Wimsey, helped by Chief Inspector Parker (erroneously called ‘sir’ by a Superintendent!), believes old Agatha Dawson was murdered, but all the evidence shows she died from natural causes. Several deaths from natural causes follow, including Bertha Gotobed, Miss Dawson’s maid. Wimesy’s sleuthing here is brilliant, rather like Reggie Fortune.
It’s a howdunit rather than a whodunit. Like Whose Body? and Strong Poison, the villain is known from the beginning; the interest lies in working out how the crime was committed and how the murderer will be arrested, a similar idea to R. Austin Freeman‘s inverted tales, but with more mystery. The method is ingenious, although some have quibbled. It’s not the size that matters, though.

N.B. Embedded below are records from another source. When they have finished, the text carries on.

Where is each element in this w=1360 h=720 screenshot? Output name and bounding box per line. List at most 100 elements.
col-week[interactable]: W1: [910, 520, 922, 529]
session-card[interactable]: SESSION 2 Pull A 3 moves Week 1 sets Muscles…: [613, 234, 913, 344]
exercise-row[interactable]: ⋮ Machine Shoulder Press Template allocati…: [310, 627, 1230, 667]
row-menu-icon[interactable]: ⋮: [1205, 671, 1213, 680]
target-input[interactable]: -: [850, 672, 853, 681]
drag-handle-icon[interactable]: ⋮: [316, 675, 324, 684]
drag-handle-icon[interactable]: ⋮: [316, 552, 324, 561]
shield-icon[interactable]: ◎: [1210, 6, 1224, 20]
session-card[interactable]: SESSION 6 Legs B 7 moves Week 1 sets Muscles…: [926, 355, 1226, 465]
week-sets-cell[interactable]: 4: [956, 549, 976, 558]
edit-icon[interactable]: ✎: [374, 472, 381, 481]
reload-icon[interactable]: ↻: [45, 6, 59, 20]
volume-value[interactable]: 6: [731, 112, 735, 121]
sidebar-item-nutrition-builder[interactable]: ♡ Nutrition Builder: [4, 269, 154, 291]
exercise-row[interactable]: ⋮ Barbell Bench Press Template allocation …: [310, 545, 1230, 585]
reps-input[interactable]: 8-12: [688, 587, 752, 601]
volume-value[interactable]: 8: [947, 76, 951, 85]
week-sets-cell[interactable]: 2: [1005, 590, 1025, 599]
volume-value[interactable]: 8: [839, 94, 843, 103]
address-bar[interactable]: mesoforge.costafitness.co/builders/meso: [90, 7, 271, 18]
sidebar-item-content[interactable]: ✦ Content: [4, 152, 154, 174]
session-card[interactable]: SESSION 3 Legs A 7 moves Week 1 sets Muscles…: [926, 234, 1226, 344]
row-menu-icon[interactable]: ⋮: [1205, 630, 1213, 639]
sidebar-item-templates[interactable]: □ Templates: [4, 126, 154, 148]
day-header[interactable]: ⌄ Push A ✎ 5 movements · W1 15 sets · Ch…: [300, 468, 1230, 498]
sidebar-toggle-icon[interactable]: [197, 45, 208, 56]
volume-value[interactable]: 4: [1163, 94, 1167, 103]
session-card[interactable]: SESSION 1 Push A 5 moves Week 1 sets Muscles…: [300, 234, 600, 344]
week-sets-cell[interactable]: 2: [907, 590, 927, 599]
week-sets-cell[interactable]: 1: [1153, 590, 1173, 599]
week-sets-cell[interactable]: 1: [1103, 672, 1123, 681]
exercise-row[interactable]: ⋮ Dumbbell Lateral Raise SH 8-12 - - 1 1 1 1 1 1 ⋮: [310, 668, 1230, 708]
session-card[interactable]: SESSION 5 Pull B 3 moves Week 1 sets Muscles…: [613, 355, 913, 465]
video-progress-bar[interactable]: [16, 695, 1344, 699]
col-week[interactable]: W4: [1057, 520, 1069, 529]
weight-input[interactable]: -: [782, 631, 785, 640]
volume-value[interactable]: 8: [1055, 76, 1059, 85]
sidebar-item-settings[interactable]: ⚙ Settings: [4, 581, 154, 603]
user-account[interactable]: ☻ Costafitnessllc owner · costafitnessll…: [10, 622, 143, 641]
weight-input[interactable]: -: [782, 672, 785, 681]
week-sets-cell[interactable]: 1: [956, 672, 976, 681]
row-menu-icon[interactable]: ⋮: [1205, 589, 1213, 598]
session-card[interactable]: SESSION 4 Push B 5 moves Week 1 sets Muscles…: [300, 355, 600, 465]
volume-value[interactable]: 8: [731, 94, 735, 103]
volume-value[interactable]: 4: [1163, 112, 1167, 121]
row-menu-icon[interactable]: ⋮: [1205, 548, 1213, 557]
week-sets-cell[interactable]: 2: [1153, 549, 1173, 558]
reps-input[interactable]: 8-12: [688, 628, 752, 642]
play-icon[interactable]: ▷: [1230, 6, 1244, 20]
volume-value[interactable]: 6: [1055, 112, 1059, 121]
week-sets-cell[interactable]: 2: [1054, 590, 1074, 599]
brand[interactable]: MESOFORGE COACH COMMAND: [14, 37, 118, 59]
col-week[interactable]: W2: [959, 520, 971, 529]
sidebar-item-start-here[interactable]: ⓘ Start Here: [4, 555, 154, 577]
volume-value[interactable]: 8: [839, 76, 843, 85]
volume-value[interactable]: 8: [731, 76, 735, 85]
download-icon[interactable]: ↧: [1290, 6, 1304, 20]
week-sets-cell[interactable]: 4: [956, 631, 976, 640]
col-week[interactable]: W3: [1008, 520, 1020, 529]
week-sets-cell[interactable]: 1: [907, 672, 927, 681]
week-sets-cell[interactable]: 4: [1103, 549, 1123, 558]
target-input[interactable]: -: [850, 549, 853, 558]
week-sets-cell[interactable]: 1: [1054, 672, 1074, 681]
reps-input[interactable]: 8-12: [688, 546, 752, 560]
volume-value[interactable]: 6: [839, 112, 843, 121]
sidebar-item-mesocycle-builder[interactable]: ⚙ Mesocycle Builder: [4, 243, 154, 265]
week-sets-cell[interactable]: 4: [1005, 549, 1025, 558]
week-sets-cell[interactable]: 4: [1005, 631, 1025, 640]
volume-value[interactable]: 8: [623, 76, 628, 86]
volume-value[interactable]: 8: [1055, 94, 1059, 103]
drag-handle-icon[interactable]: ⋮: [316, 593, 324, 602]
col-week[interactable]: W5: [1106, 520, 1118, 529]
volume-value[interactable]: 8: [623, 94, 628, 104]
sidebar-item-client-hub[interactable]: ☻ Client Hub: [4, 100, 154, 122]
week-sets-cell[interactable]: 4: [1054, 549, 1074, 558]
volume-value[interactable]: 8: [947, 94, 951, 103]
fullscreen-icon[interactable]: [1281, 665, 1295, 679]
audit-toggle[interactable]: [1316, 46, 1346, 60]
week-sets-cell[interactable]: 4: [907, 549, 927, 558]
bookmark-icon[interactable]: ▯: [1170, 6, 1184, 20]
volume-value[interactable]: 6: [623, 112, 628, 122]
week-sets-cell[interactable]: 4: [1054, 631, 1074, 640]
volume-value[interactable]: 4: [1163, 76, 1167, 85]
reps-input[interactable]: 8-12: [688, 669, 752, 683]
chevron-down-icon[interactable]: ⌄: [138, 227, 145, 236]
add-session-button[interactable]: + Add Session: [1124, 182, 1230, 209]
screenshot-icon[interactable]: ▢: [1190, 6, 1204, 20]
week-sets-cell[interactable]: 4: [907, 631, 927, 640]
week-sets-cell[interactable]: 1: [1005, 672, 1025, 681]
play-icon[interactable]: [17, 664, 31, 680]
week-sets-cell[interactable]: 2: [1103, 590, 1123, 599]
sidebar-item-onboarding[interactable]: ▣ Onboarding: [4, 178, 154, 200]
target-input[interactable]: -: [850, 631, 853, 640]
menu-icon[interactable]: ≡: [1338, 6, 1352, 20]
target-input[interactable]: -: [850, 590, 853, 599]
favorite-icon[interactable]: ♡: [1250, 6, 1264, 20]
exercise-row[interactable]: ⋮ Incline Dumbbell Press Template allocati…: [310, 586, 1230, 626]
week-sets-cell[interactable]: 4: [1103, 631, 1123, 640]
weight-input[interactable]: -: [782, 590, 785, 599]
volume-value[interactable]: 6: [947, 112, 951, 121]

The New Property Act, an empty syringe (superb!), and a moral discussion of euthanasia and Catholicism all feature.
Blurb (UK)

All the more distinguished connoisseurs of detective fiction recognised Miss Sayers as a detective writer of the first rank when, some two or three years ago she published in rapid succession those two masterpieces “Whose Body?” and “Clouds of Witness”. She has been silent for an unduly long period; but “Unnatural Death” will be found worth the waiting. Lord Peter Wimsey is again, as in the two previous books, Miss Sayer’s [sic] detective-hero.
Contemporary reviews
Times Literary Supplement (29th September 1927): Lord Peter Wimsey, impressed by the experiences related by an unknown physician in connexion with the death of an anonymous old lady in an unspecified place, is so convinced that murder has been done, in spite of the absence of evidence to support that theory, that he sets out to investigate. So effectively does he organise matters that it very soon become apparent that his opponent is being hard pressed. In these circumstances that opponent loses that coolness so needful to successful criminals and commits fresh murders in order to get rid of inconvenient evidence, and thereby provides a fresh supply. The original crime was closely connected with the recent changes in the law governing the inheritance of the property of intestates. Miss Sayers manages to make her law quite intelligible to the reader, and the intricate relationships of the first victim, the criminal, and the various ancestors and kinsfolk who are mentioned are clearly explained in a pedigree. The story is closely and carefully written.
Books (NY Herald Tribune) (Will Cuppy, 5th February 1928, 130w): Dorothy Sayers may as well be put on the approved list of mystery-mongers for good and all. Miss Sayers swings a full-bodied story, furnished with a gallery of lifelike persons.
Boston Transcript (21st February 1928, 200w): The style is often irritatingly facetious, and the author attempts too often and too obviously to show her knowledge of literature and her wide, quotable reading. At the outset, the hero impresses one as being the type who would be much more apt to go in for amateur theatricals or the running of a tea room. As the pace quickens, either the artificiality of the style and story is lost, or it is there only to be overlooked.